Here is my books def.
Generating Set: If $G$ is a group and $S$ is a subset of $G$ such that $G=\langle S\rangle$, then $S$ is called a generating set of $G$.
Minimal Generating Set: A generating set $S$ for $G$ is a minimal generating set if $S\setminus\{x\}$ is no longer a generating set for $G$ for all $x\in S$.
 A: A generating set captures the idea that starting with only a few elements of the group and then applying the group operation can be enough to (eventually) create, or generate, every element of the group.
Minimality in mathematics is the property of being as small as possible. There is no other thing of the category or description that does what it should and is also smaller than the one you have. Note that this doesn't exclude the possibility for multiple minimal objects of the same size, that is, minimality is not necessarily unique.
A minimal generating set according to the definition provided is thus a set of elements of the group that can be used to eventually form the whole group, but, if even one of those elements is missing, loses that ability.

Note that often a minimal object is the absolute smallest possible object meeting that description. For example, while $\{4,3\}$ is a generating set for $\Bbb{Z}_6$ under addition and removal of either element leaves a non-generating set, there is already a smaller generating set: $\{1\}$.
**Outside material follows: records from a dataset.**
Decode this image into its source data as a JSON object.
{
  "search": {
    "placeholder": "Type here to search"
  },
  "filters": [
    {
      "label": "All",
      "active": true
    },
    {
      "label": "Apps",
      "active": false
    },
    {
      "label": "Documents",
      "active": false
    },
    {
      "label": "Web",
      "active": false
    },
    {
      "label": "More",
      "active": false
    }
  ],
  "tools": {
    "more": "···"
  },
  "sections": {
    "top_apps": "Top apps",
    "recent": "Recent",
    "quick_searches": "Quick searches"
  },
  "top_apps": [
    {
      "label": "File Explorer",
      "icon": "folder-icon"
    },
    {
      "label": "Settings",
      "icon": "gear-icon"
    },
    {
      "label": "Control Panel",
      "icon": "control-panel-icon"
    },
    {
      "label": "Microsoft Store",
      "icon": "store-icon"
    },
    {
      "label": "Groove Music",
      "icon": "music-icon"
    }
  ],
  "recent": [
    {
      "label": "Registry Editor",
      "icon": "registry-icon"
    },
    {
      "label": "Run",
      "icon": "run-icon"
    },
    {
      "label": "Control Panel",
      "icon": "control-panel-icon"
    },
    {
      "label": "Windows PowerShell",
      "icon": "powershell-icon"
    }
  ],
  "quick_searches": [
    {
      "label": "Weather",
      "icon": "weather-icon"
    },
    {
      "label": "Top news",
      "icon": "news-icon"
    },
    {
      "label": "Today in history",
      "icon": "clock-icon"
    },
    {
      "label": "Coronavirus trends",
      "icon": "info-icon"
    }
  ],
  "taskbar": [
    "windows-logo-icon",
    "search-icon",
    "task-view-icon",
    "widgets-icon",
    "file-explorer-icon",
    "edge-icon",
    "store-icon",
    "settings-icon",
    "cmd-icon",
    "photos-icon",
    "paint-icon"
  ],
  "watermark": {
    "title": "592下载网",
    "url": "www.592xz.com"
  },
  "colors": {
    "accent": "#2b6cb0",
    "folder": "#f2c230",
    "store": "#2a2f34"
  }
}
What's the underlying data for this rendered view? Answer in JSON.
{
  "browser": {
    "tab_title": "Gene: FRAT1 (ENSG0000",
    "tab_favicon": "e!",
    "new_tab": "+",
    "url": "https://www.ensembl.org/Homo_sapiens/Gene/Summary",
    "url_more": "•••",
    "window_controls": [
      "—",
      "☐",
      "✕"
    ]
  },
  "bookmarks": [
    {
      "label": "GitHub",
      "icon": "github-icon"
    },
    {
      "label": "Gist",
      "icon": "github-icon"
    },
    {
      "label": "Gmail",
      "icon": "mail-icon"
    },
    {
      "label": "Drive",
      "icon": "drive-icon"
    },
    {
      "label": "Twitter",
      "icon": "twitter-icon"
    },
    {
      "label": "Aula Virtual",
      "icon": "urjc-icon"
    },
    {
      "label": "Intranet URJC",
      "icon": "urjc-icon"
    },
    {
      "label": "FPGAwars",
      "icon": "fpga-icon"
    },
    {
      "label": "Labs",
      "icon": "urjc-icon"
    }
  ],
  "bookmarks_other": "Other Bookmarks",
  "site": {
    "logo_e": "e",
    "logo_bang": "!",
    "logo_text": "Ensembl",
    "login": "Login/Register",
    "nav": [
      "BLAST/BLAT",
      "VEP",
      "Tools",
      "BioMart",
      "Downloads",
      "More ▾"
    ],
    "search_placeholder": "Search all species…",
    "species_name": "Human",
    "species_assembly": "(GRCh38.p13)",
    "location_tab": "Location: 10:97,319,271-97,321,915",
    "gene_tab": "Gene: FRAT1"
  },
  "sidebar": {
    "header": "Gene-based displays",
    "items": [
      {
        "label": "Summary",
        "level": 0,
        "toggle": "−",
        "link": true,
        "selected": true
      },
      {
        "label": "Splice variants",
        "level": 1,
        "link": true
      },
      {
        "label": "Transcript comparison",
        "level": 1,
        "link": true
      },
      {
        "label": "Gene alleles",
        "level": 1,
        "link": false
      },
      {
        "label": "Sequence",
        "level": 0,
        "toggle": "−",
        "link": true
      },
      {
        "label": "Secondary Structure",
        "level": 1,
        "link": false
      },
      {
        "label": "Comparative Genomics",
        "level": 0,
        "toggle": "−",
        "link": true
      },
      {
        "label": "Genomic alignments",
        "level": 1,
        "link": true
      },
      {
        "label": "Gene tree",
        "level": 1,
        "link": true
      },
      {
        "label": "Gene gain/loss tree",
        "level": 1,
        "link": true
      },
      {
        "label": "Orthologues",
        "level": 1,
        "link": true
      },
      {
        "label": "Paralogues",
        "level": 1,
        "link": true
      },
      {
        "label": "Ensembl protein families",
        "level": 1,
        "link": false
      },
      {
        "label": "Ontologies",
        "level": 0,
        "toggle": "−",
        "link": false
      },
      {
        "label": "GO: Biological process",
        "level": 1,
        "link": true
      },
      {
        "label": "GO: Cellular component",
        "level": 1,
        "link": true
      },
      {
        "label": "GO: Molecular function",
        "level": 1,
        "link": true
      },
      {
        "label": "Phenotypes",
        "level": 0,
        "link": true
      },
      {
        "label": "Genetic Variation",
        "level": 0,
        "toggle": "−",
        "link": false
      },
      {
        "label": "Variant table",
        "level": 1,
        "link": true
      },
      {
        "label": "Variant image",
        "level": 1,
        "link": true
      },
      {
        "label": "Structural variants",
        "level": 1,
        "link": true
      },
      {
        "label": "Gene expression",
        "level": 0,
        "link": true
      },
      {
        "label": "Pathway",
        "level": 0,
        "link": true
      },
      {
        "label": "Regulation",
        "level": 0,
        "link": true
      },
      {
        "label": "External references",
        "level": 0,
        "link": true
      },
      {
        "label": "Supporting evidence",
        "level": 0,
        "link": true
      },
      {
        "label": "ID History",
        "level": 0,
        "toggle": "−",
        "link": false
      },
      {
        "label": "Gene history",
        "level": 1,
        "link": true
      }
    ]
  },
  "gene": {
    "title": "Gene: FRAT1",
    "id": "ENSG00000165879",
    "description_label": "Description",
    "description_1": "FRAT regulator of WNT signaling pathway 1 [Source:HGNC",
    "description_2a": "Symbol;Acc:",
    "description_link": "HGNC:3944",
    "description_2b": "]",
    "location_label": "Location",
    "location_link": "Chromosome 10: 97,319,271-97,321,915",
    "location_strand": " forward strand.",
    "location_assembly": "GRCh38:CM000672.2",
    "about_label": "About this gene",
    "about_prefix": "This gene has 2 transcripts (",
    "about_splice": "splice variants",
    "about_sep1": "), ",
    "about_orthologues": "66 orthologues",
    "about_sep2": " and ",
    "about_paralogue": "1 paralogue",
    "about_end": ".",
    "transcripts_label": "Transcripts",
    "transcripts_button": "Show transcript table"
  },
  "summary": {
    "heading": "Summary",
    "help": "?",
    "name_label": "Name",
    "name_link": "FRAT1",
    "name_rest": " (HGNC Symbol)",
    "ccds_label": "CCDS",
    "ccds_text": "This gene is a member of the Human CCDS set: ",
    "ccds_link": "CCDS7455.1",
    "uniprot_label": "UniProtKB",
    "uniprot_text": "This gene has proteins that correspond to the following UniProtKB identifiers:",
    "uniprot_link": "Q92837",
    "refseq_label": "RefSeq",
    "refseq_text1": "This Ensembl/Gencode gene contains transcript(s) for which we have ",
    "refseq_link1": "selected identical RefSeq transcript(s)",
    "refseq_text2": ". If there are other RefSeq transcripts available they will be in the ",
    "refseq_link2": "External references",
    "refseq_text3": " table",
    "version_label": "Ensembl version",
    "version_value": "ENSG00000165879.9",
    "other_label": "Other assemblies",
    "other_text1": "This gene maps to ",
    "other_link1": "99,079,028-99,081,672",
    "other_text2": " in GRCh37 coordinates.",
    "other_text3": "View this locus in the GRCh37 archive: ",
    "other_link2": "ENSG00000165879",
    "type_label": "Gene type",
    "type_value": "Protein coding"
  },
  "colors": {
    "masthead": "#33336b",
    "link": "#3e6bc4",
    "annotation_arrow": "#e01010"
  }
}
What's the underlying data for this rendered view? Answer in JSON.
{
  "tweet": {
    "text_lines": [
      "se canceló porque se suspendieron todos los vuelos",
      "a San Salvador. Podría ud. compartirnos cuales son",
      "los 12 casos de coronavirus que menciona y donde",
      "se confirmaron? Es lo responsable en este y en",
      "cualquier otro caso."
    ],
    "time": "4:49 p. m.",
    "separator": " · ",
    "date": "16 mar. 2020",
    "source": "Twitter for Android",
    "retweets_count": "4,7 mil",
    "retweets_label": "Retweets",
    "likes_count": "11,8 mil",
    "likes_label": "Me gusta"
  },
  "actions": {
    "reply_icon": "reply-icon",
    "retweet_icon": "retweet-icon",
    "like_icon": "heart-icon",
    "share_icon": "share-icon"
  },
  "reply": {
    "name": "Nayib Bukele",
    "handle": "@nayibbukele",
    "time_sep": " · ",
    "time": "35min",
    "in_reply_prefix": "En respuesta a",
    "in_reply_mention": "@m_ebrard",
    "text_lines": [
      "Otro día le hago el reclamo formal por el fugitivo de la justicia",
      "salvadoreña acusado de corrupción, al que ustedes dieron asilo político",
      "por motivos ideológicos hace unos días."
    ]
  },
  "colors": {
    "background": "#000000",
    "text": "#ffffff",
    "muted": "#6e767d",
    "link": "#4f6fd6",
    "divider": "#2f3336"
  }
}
Because this can cause confusion due to different ideas about what "is allowed to be" minimal, a set with some defined desired property for which the removal of any element also removes the desired property, may instead be called a critical set instead, to avoid ambiguity. Your definition of a minimal generating set should rather be applied to a critical generating set, with minimality reserved for only the smallest possible case(s). To continue with the same example, the set $\{3,4\}$ is a critical generating set, while $\{1\}$ and $\{5\}$ are true minimal generating sets.
A: You can think about it as the idea from linear algebra of a basis for a space compared to a set of vectors which span the space.
A basis is a set of linearly independent elements, where removing one of the elements would result in it being unable to generate every element in that space.
In other words, you can think of a minimal generating set as a basis for the group, which has no redundant elements while a generating set may have redundant elements.
For example, to generate $\mathbb R^3$ we have a basis $\begin{bmatrix}1\\0\\0\end{bmatrix}, \begin{bmatrix}0\\1\\0\end{bmatrix}, \begin{bmatrix}0\\0\\1\end{bmatrix}$ (a minimal generating set), but this space is still generated by the set of vectors $\begin{bmatrix}1\\0\\0\end{bmatrix}, \begin{bmatrix}0\\1\\0\end{bmatrix}, \begin{bmatrix}0\\0\\1\end{bmatrix}, \begin{bmatrix}0\\0\\3\end{bmatrix}$ (a generating set).
A: For example $\{6,10\}$ is a generating set for the group $2\Bbb Z$ of even integers under addition. In other words, every even integer $n\in 2\Bbb Z$ can be written as a couple of $6$'s and $10$'s (or their additive inverses) added together, i.e., $n=6a+10b$ for some integers $a,b\in\Bbb Z$.  Note that $\{6,10\}$ is also a minimal generating system for $2\Bbb Z$ because after removing any of its elements, the rest will not generate the whole group. Indeed, $10\notin \langle 6\rangle =6\Bbb Z$ and $6\notin \langle 10\rangle =10\Bbb Z$. In fact $2$ is in neither.